A Japanese version of the axolotl – an amusing amphibian with a round head and small eyes native to Mexico – has been discovered in Japan for the first time in 89 years.
The discovery was made after painstaking research by Hokkaido University. The little critters went on public display on December 14, 2021.
The amphibian has gills that resemble a mane, enabling it to breathe underwater. Yet, it is unable to live on land in its neotenic state. It is thought that a similar animal existed in Japan until the early Showa era, but then went off the radar due to environmental changes, taking on a phantom-like existence.
Unprecedented Showa Era Boom
The type of axolotl that many people are familiar with is the neotenic Mexican salamander.
In the same way that tadpoles develop into frogs, axolotls lose their gills and become slimmer if they grow normally, and they are ultimately able to live on land.
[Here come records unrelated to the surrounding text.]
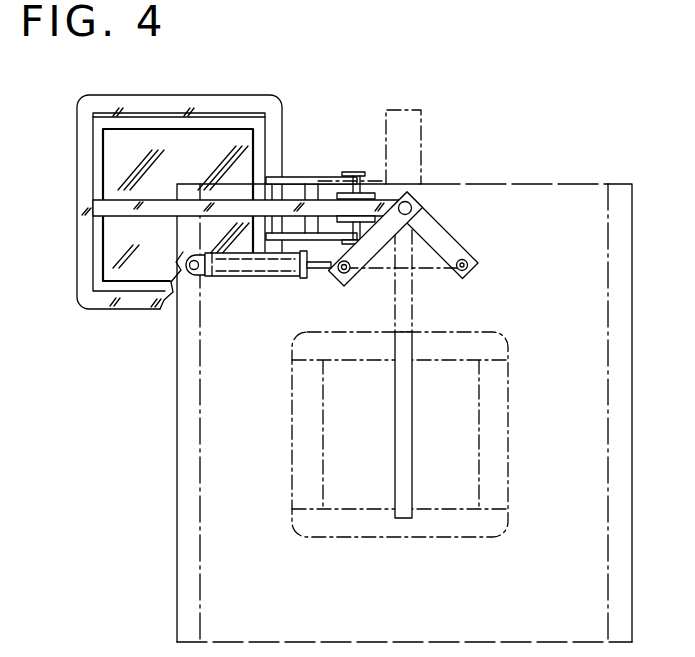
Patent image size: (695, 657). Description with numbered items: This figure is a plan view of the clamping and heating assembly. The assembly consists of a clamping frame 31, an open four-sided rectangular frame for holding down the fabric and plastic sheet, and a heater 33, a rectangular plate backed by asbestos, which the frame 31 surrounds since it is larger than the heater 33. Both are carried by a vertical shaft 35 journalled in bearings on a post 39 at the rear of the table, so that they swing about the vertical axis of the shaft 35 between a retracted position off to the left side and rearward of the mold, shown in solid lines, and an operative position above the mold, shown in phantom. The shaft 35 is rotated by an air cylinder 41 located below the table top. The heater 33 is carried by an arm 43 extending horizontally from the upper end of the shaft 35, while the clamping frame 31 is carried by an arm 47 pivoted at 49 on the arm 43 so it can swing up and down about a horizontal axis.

The clamping frame 31 is at (77, 221).
The heater 33 is at (103, 258).
The vertical shaft 35 is at (420, 200).
The post 39 is at (422, 122).
The air cylinder 41 is at (240, 277).
The arm 43 is at (157, 216).
The arm 47 is at (293, 177).
The pivot 49 is at (355, 172).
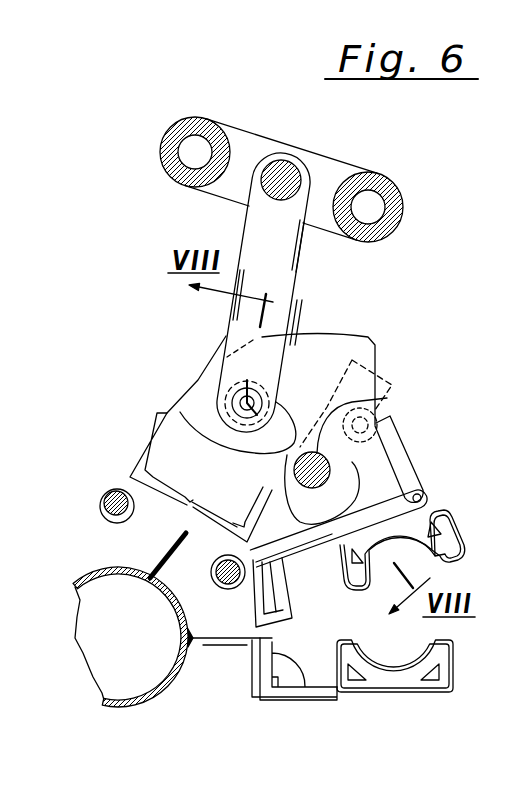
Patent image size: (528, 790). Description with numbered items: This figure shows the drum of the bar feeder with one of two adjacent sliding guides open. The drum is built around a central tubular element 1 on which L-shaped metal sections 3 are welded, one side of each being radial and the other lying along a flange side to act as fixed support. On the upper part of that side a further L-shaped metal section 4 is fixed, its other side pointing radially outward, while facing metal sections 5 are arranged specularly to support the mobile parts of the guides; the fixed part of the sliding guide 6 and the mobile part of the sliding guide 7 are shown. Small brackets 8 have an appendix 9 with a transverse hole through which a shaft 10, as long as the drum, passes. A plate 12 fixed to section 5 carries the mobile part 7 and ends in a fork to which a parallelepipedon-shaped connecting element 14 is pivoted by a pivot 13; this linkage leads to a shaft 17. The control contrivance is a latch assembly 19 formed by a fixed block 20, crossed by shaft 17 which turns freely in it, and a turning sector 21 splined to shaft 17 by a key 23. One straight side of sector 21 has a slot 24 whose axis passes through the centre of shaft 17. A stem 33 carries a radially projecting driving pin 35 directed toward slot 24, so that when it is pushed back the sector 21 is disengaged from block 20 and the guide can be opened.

The central tubular element 1 is at (128, 710).
The L-shaped metal sections 3 is at (168, 537).
The metal section 4 is at (302, 660).
The metal sections 5 is at (157, 437).
The fixed parts of the sliding guides 6 is at (455, 670).
The mobile parts of the sliding guides 7 is at (458, 536).
The small brackets 8 is at (247, 637).
The appendix 9 is at (197, 615).
The shaft 10 is at (110, 490).
The plate 12 is at (425, 530).
The pivot 13 is at (423, 497).
The connecting element 14 is at (398, 457).
The shaft 17 is at (385, 398).
The latch assembly 19 is at (373, 314).
The fixed block 20 is at (392, 386).
The turning sector 21 is at (307, 333).
The key 23 is at (262, 477).
The slot 24 is at (185, 428).
The stem 33 is at (284, 172).
The driving pin 35 is at (250, 243).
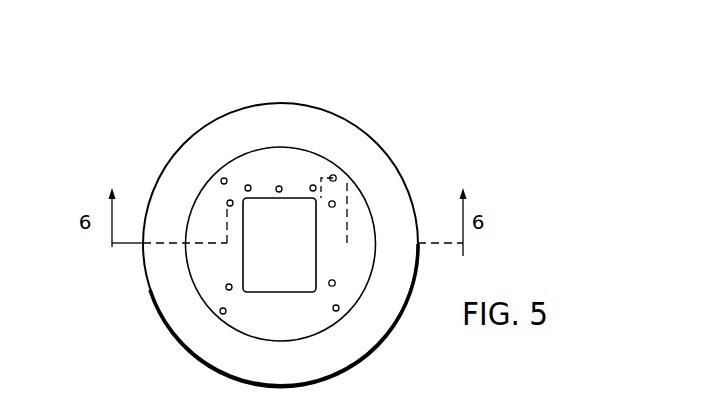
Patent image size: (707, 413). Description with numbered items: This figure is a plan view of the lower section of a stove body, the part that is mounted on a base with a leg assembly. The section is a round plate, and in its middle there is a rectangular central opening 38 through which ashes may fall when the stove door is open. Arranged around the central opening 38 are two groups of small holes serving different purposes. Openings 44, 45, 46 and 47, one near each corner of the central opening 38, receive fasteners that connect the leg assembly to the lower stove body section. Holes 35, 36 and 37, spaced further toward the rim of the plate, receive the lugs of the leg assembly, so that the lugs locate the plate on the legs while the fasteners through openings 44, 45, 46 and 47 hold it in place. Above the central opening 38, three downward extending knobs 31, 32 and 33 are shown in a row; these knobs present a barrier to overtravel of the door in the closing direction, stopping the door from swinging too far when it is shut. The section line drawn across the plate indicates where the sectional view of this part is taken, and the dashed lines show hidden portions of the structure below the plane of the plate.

The downward extending knob 31 is at (249, 184).
The downward extending knob 32 is at (279, 185).
The downward extending knob 33 is at (313, 185).
The hole 35 is at (336, 176).
The hole 36 is at (339, 307).
The hole 37 is at (224, 314).
The central opening 38 is at (300, 242).
The opening 44 is at (335, 203).
The opening 45 is at (227, 203).
The opening 46 is at (231, 289).
The opening 47 is at (335, 283).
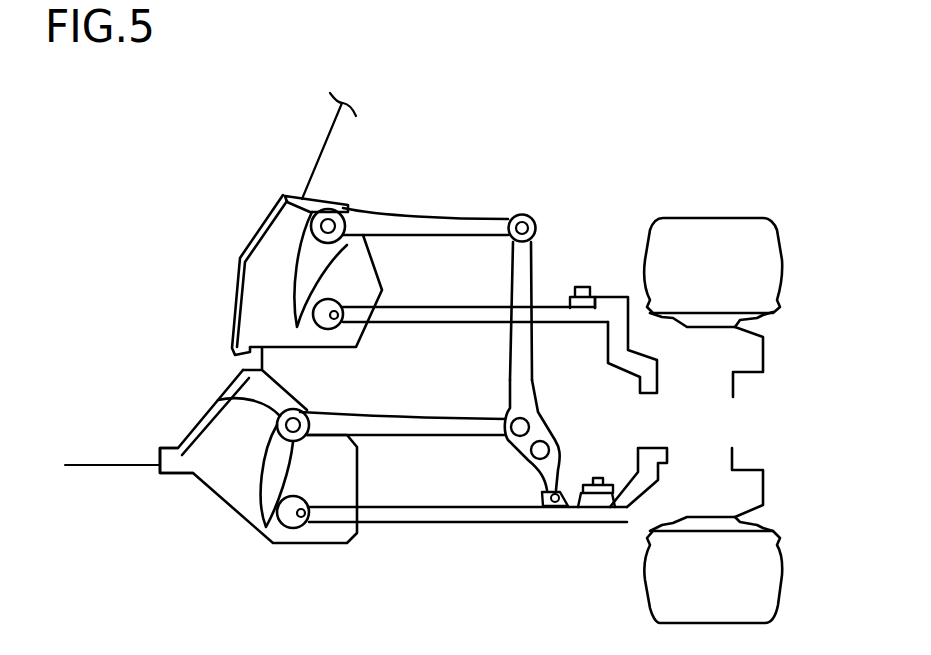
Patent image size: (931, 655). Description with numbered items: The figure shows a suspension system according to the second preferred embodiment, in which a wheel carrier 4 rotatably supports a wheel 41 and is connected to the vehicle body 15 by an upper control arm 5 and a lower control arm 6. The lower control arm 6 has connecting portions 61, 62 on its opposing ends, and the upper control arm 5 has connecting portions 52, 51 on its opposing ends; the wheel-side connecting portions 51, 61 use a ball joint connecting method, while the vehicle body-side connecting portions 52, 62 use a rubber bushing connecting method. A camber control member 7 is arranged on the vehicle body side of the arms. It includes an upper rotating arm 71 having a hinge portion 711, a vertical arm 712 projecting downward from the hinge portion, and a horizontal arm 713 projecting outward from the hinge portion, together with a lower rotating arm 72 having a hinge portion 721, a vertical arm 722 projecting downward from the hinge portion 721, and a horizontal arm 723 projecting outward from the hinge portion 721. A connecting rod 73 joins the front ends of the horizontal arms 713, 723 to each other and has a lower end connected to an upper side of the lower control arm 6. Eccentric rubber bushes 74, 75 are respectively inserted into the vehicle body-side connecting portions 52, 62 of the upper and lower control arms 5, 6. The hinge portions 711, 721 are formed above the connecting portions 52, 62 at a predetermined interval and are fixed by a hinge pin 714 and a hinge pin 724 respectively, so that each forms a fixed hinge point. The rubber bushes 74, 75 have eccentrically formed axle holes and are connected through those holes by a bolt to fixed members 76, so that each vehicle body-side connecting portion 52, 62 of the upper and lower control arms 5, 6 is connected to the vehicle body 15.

The wheel carrier 4 is at (614, 296).
The upper control arm 5 is at (458, 298).
The lower control arm 6 is at (443, 533).
The camber control member 7 is at (575, 432).
The vehicle body 15 is at (323, 148).
The wheel 41 is at (768, 263).
The connecting portion 51 is at (548, 306).
The connecting portion 52 is at (345, 326).
The connecting portion 61 is at (595, 509).
The connecting portion 62 is at (299, 522).
The upper rotating arm 71 is at (425, 208).
The lower rotating arm 72 is at (400, 446).
The connecting rod 73 is at (525, 370).
The eccentric rubber bush 74 is at (341, 304).
The eccentric rubber bush 75 is at (290, 518).
The fixed member 76 is at (203, 457).
The hinge portion 711 is at (290, 199).
The vertical arm 712 is at (298, 284).
The horizontal arm 713 is at (489, 226).
The hinge pin 714 is at (333, 209).
The hinge portion 721 is at (242, 394).
The vertical arm 722 is at (258, 480).
The horizontal arm 723 is at (462, 416).
The hinge pin 724 is at (323, 392).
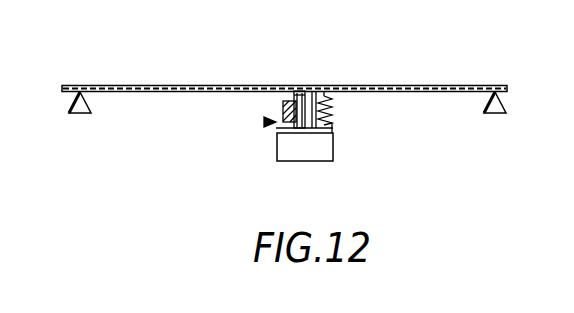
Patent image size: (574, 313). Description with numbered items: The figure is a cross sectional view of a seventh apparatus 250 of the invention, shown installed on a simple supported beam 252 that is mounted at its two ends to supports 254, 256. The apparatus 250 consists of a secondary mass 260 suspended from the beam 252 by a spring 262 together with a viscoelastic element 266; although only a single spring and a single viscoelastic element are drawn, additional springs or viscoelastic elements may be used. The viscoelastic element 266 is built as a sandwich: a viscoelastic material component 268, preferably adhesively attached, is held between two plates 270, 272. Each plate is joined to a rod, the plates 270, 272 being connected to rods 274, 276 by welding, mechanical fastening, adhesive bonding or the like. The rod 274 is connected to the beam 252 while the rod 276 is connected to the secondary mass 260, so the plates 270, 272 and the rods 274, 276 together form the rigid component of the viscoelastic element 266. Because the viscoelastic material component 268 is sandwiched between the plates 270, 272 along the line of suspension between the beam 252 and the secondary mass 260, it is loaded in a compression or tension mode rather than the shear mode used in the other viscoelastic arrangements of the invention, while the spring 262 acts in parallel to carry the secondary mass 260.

The apparatus 250 is at (392, 171).
The simple supported beam 252 is at (211, 85).
The support 254 is at (72, 98).
The support 256 is at (497, 113).
The secondary mass 260 is at (307, 161).
The spring 262 is at (330, 125).
The viscoelastic element 266 is at (266, 122).
The viscoelastic material component 268 is at (283, 110).
The plate 270 is at (303, 85).
The plate 272 is at (276, 128).
The rod 274 is at (292, 99).
The rod 276 is at (313, 85).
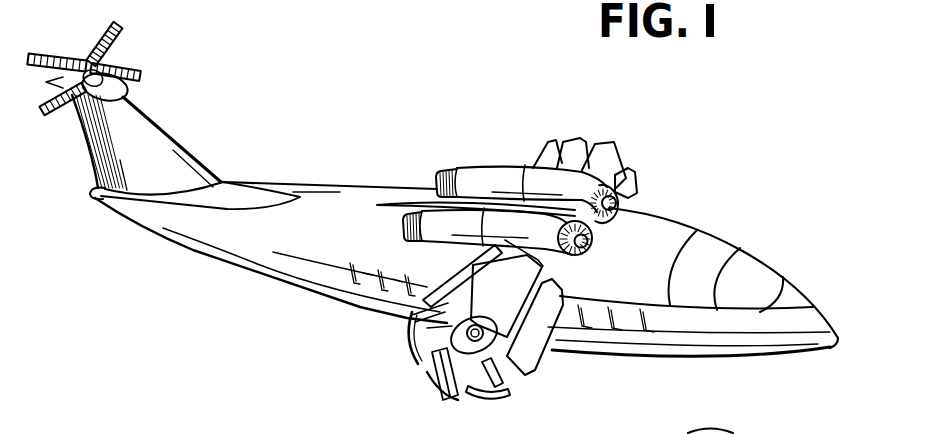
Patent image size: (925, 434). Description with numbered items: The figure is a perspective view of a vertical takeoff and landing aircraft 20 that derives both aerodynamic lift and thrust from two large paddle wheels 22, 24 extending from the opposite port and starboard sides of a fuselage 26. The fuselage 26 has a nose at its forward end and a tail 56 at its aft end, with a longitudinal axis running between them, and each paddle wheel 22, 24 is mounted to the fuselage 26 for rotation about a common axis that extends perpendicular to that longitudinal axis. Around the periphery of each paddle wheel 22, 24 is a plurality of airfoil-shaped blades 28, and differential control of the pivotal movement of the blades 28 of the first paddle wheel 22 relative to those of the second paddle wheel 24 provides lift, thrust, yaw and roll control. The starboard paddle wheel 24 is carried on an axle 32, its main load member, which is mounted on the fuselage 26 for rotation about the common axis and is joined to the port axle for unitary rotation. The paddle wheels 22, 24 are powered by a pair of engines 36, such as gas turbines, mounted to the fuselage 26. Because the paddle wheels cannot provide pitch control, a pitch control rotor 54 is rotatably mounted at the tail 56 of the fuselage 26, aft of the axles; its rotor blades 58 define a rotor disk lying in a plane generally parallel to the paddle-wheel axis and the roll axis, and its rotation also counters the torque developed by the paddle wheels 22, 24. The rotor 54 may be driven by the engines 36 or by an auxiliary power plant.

The vertical takeoff and landing aircraft 20 is at (537, 153).
The paddle wheel 22 is at (566, 156).
The paddle wheel 24 is at (423, 320).
The fuselage 26 is at (337, 204).
The airfoil-shaped blades 28 is at (635, 174).
The axle 32 is at (450, 340).
The engines 36 is at (527, 158).
The pitch control rotor 54 is at (131, 58).
The tail 56 is at (147, 140).
The rotor blades 58 is at (120, 70).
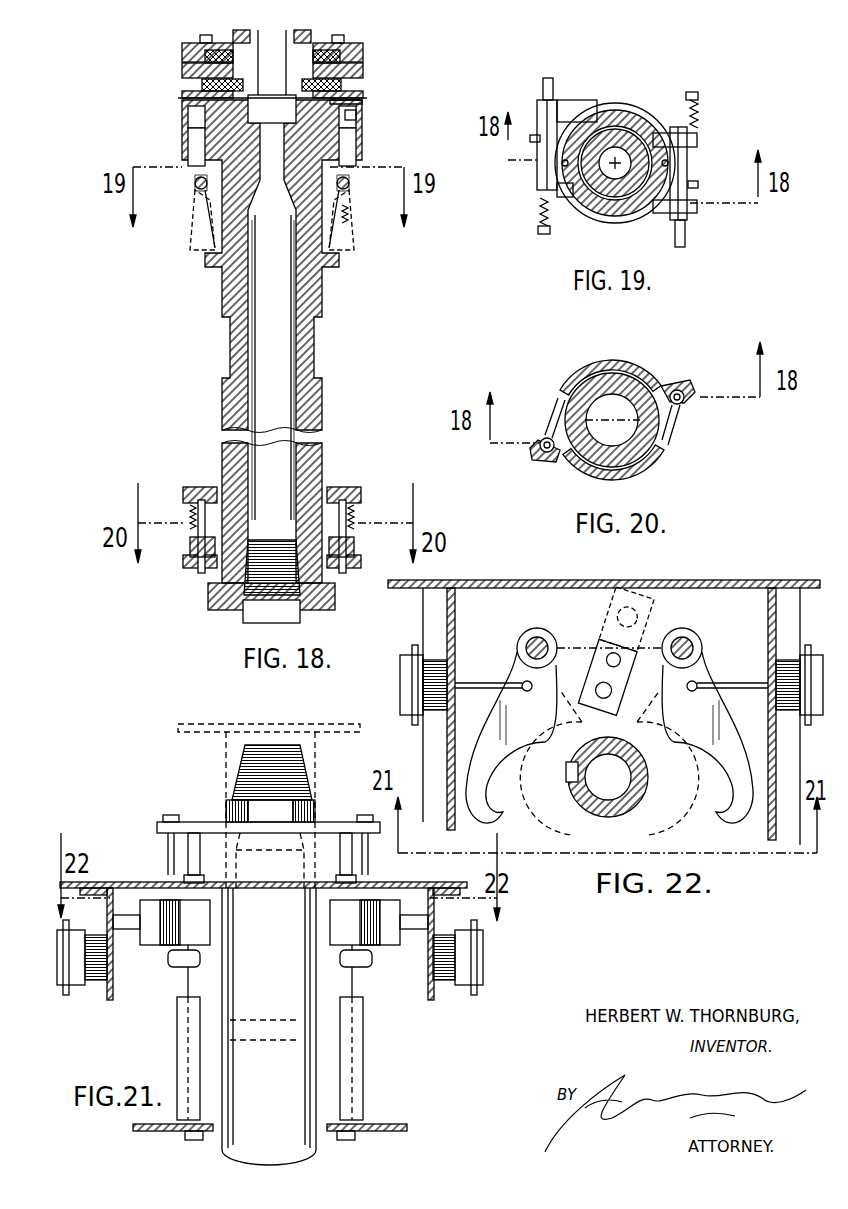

However, the axolotl that inhabits certain lakes in Mexico is neotenic, meaning it has evolved in a way that the characteristics of the juvenile are retained in the mature adults. About 100 years ago, they were used in medical research, which is believed to have affected their evolution, and ultimately led to the situation there today.
In Japan, the axolotl is referred to as a “wooper looper,” but this is not its official species name.
Yet, as soon as the term “wooper looper” appeared in a 1985 TV commercial for Nissin’s UFO yakisoba, it immediately became popular in Japan. Songs and merchandise in the Showa era (1926-1989) based on the character started to emerge, and the term fully entered the nation’s consciousness.